Londres devrait accueillir en septembre une nouvelle carte de paiement sans contact. Selon ABI Research, cette initiative inaugure une adoption massive de la technologie dans le secteur bancaire sur le Vieux Continent.

"L'Europe est loin derrière l'Asie et les Etats-Unis en matière de paiement sans contact. Mais le continent est enfin prêt", annonce Jonathan Collins, analyste senior chez ABI Research. Une carte de paiement sans contact devrait d'ailleurs faire ses premières armes dès cet automne à Londres. Plus de 2 000 commerçants l'accepteront pour régler ses emplettes. Le test, s'il se révèle un succès, devrait déboucher sur un déploiement de la carte à l'échelle nationale. Avec les initiatives de Visa avec Visa payWave, ce scénario devrait également se répéter en Espagne et en France. D'ailleurs, selon ABI, il ne fait aucun doute que ce nouveau moyen de paiement devrait être plébiscité. Il représente en effet la possibilité pour les consommateurs de ne plus transporter d'argent sur soi, même de la menue monnaie, et il constitue pour les commerçants un moyen de règlement rapide.
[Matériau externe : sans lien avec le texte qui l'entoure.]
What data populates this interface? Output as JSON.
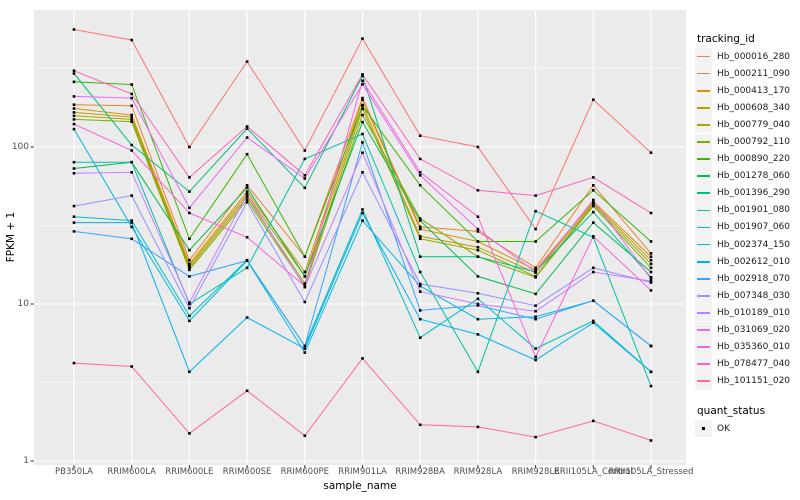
{
  "figure": {
    "y_axis_title": "FPKM + 1",
    "x_axis_title": "sample_name",
    "legend": {
      "title": "tracking_id"
    },
    "legend2": {
      "title": "quant_status",
      "entries": [
        {
          "label": "OK",
          "symbol": "black-square"
        }
      ]
    }
  },
  "colors": {
    "panel_bg": "#EBEBEB",
    "grid_major": "#FFFFFF",
    "grid_minor": "#FFFFFF",
    "point": "#000000",
    "tick_mark": "#333333",
    "tick_label": "#4D4D4D",
    "legend_key_bg": "#F2F2F2"
  },
  "chart_data": {
    "type": "line",
    "title": "",
    "xlabel": "sample_name",
    "ylabel": "FPKM + 1",
    "yscale": "log10",
    "ylim": [
      1,
      760
    ],
    "y_ticks": [
      1,
      10,
      100
    ],
    "y_minor_ticks": [
      3.1623,
      31.623,
      316.23
    ],
    "grid": true,
    "legend_position": "right",
    "point_marker": "black-square",
    "quant_status_all": "OK",
    "categories": [
      "PB350LA",
      "RRIM600LA",
      "RRIM600LE",
      "RRIM600SE",
      "RRIM600PE",
      "RRIM901LA",
      "RRIM928BA",
      "RRIM928LA",
      "RRIM928LE",
      "RRII105LA_Control",
      "RRII105LA_Stressed"
    ],
    "series": [
      {
        "name": "Hb_000016_280",
        "color": "#F8766D",
        "values": [
          560,
          480,
          100,
          350,
          95,
          490,
          118,
          100,
          30,
          200,
          92
        ]
      },
      {
        "name": "Hb_000211_090",
        "color": "#EA8331",
        "values": [
          186,
          183,
          19,
          57,
          20,
          205,
          31,
          29,
          17,
          57,
          21
        ]
      },
      {
        "name": "Hb_000413_170",
        "color": "#D89000",
        "values": [
          176,
          160,
          18,
          52,
          16,
          200,
          30,
          25,
          16.5,
          45,
          20
        ]
      },
      {
        "name": "Hb_000608_340",
        "color": "#C09B00",
        "values": [
          166,
          155,
          17.5,
          50,
          15,
          185,
          27,
          23,
          15.8,
          44,
          19
        ]
      },
      {
        "name": "Hb_000779_040",
        "color": "#A3A500",
        "values": [
          158,
          150,
          17,
          48,
          13.5,
          175,
          26,
          22,
          15,
          43,
          18
        ]
      },
      {
        "name": "Hb_000792_110",
        "color": "#7CAE00",
        "values": [
          150,
          145,
          16.5,
          46,
          13,
          160,
          35,
          20,
          14.8,
          42,
          17
        ]
      },
      {
        "name": "Hb_000890_220",
        "color": "#39B600",
        "values": [
          260,
          250,
          26,
          90,
          20,
          183,
          57,
          25,
          25,
          53,
          25
        ]
      },
      {
        "name": "Hb_001278_060",
        "color": "#00BB4E",
        "values": [
          73,
          80,
          22,
          55,
          15,
          144,
          34,
          15,
          11.6,
          33,
          16
        ]
      },
      {
        "name": "Hb_001396_290",
        "color": "#00BF7D",
        "values": [
          294,
          103,
          52,
          131,
          55,
          284,
          20,
          20,
          16,
          38.5,
          14.8
        ]
      },
      {
        "name": "Hb_001901_080",
        "color": "#00C1A3",
        "values": [
          80,
          80,
          10,
          17,
          84,
          121,
          16,
          3.7,
          39,
          26.6,
          3
        ]
      },
      {
        "name": "Hb_001907_060",
        "color": "#00BFC4",
        "values": [
          36,
          34,
          8.4,
          19,
          5.4,
          40,
          6.1,
          10.8,
          5.2,
          7.8,
          3.7
        ]
      },
      {
        "name": "Hb_002374_150",
        "color": "#00BAE0",
        "values": [
          130,
          31,
          7.8,
          18.9,
          4.9,
          34,
          13,
          8,
          8.3,
          10.5,
          5.4
        ]
      },
      {
        "name": "Hb_002612_010",
        "color": "#00B0F6",
        "values": [
          33,
          33,
          3.7,
          8.2,
          5.2,
          38,
          8,
          6.4,
          4.4,
          7.6,
          3.7
        ]
      },
      {
        "name": "Hb_002918_070",
        "color": "#35A2FF",
        "values": [
          29,
          26,
          15,
          18.9,
          5.4,
          107,
          9.1,
          9.8,
          8,
          10.5,
          5.4
        ]
      },
      {
        "name": "Hb_007348_030",
        "color": "#9590FF",
        "values": [
          42,
          49,
          9.4,
          44.5,
          10.3,
          69,
          13.4,
          11.7,
          9.75,
          17,
          13.7
        ]
      },
      {
        "name": "Hb_010189_010",
        "color": "#C77CFF",
        "values": [
          68,
          69,
          10.2,
          50,
          12.8,
          92,
          12,
          10,
          9,
          16,
          14
        ]
      },
      {
        "name": "Hb_031069_020",
        "color": "#E76BF3",
        "values": [
          210,
          205,
          41,
          115,
          63,
          251,
          66,
          30,
          16,
          46,
          14.4
        ]
      },
      {
        "name": "Hb_035360_010",
        "color": "#FA62DB",
        "values": [
          140,
          95,
          38,
          26.6,
          13,
          264,
          69,
          36,
          4.6,
          27,
          12.2
        ]
      },
      {
        "name": "Hb_078477_040",
        "color": "#FF62BC",
        "values": [
          306,
          218,
          64,
          135,
          66,
          290,
          84,
          53,
          49,
          64,
          38
        ]
      },
      {
        "name": "Hb_101151_020",
        "color": "#FF6A98",
        "values": [
          4.2,
          4.0,
          1.5,
          2.8,
          1.45,
          4.5,
          1.7,
          1.65,
          1.42,
          1.8,
          1.35
        ]
      }
    ]
  }
}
Prochaine étape : le paiement par mobile
Son adoption devrait être impressionnante : pour le cabinet, la demande en logiciels et services sans contact devrait en effet passer de 260 millions de dollars en 2007 à plus d'un milliard en 2012. Cette expérience n'est pas une première en Europe, mais elle est la seule de cette ampleur à proposer des cartes qui utilisent le nouveau protocole EMV, le standard international de sécurité des cartes de crédit. Ces premiers pas du paiement sans contact devraient également stimuler le développement de la technologie Near Field Communication (NFC), qui permet de payer sans nécessiter de contact avec une borne grâce à son mobile.
Convaincre les différents acteurs
Mais plusieurs obstacles restent encore à dépasser. "Le sans contact est une technologie à l'utilité indiscutable", explique Jonathan Collins, qui ajoute : "Comme dans de nombreuses autres villes européennes, Londres voit chaque jour des millions de gens qui utilisent des tickets de transport sans contact dans les transports. Cependant, quand il s'agit de payer grâce à ce système, les défis sont tout autres et dépendent de certaines architectures business et partenariats. Avant que les commerçants n'acceptent d'améliorer leurs terminaux de paiement, il faudra les convaincre de l'existence réelle d'un intérêt pour eux". Enfin, le cabinet précise la nécessité pour l'Europe de s'inspirer du déploiement de cette méthode en Asie et aux Etats-Unis, où le paiement sans contact est un marché en pleine ampleur.